Teething Solutions for Painful Gums
A baby generally starts teething around 6 months of age, but it’s normal to feel the beginnings of teeth emerging from about 3 months or even as late as 10 months. For some babies, teething has little to no effect on behaviour, but for others they can become quite fussy around teething time. This may result from swelling and soreness caused by the ‘cutting’ of a tooth. Symptoms typically caused by teething include hot, rosy cheeks, excessive drooling, red gums and gum rubbing. You may notice your baby becoming more irritable and difficult to settle during this time as well. However, it’s important to recognise whether the discomfort they are experiencing is a result of teething or if there is another cause. Symptoms of teething usually appear a few days before a tooth erupts and can last for a few more days afterwards. So, if your baby is experiencing symptoms longer than a few days with no sign of a tooth emerging, consult with your doctor. Once you have determined their discomfort is as a result of teething, you can try these techniques to relieve some of the pain:
Some extra attention and cuddles can help to reassure your baby if they become distressed. It can also provide a distraction from the pain and discomfort they are experiencing with teething.
Cool a teething ring
Teethers can be kept in the fridge ready for when teeth attack. Always check the directions of a toy first, and refrain from placing items in the freezer as this can make them too cold. Try to look for teethers that come with a plastic handle, so your baby’s hands won’t get cold.
Teething rusks are a great little snack that can help soothe your baby by applying some counter pressure on their sore gums. Rusks are specially designed so that your baby can bite down without breaking or splintering the rusk.
Chill a washcloth
A chilled washcloth for baby to gnaw on can provide some light pressure on sore gums and the cold also acts as a nice distraction to take baby’s mind of the pain.

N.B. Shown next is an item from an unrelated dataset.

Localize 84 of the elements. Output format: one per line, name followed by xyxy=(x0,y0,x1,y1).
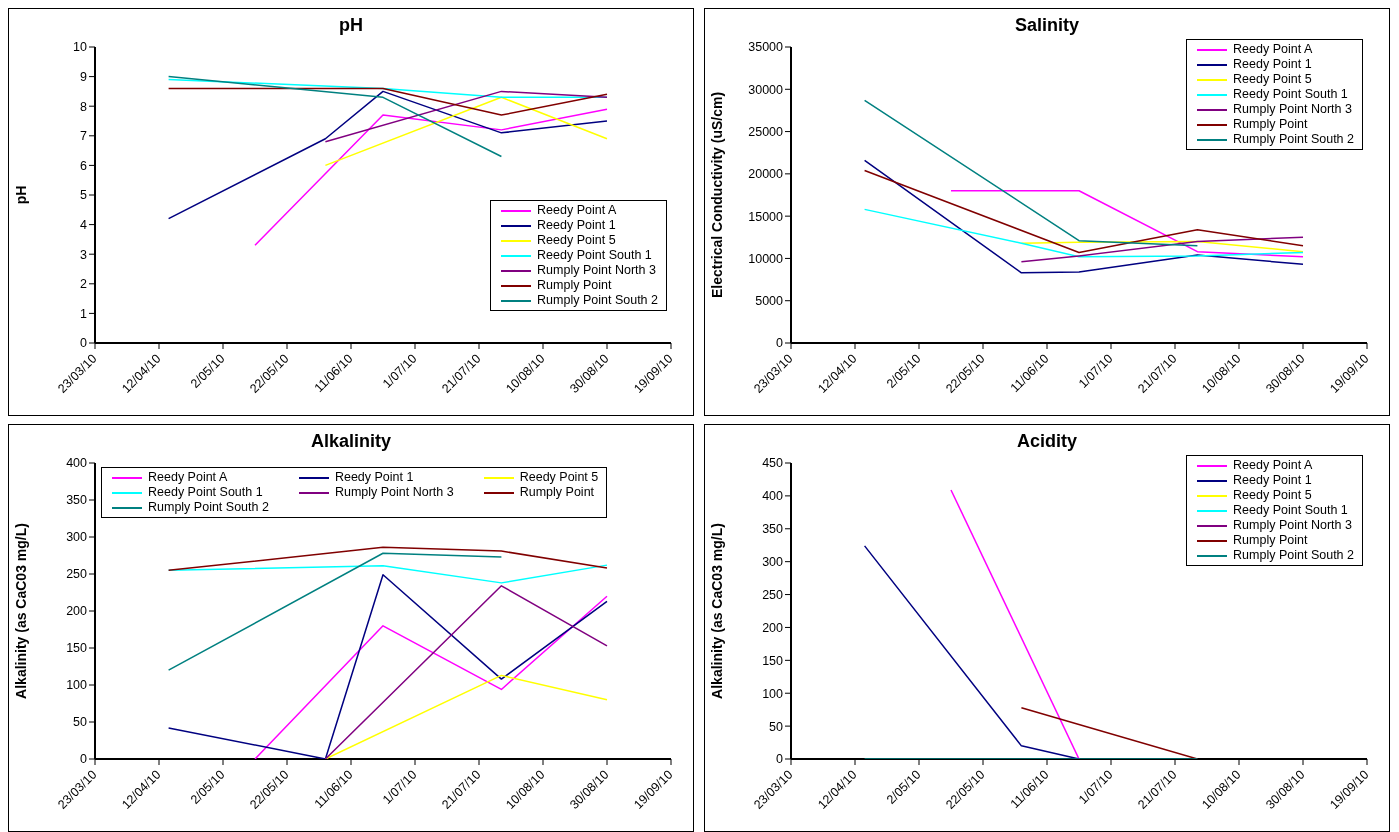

Give your bub some chilled food
Chilled fruit puree or yoghurt can provide some welcome relief for painful gums. Alternatively, if your baby is eating solids, some chilled cucumber or carrot can help as well. Just make sure the pieces are large enough to reduce the risk of choking and that baby is supervised while eating.
If you’re breastfeeding, the skin to skin contact can be comforting if your baby is unhappy. If you are worried they might use your nipple as a teething toy, try rubbing their sore gums before and after each feed. Remember, teething symptoms should only last for a few days before and after the tooth appears. If none of these strategies work and your baby still seems to be uncomfortable, consult your doctor for advice before administering any pain relief or teething gels.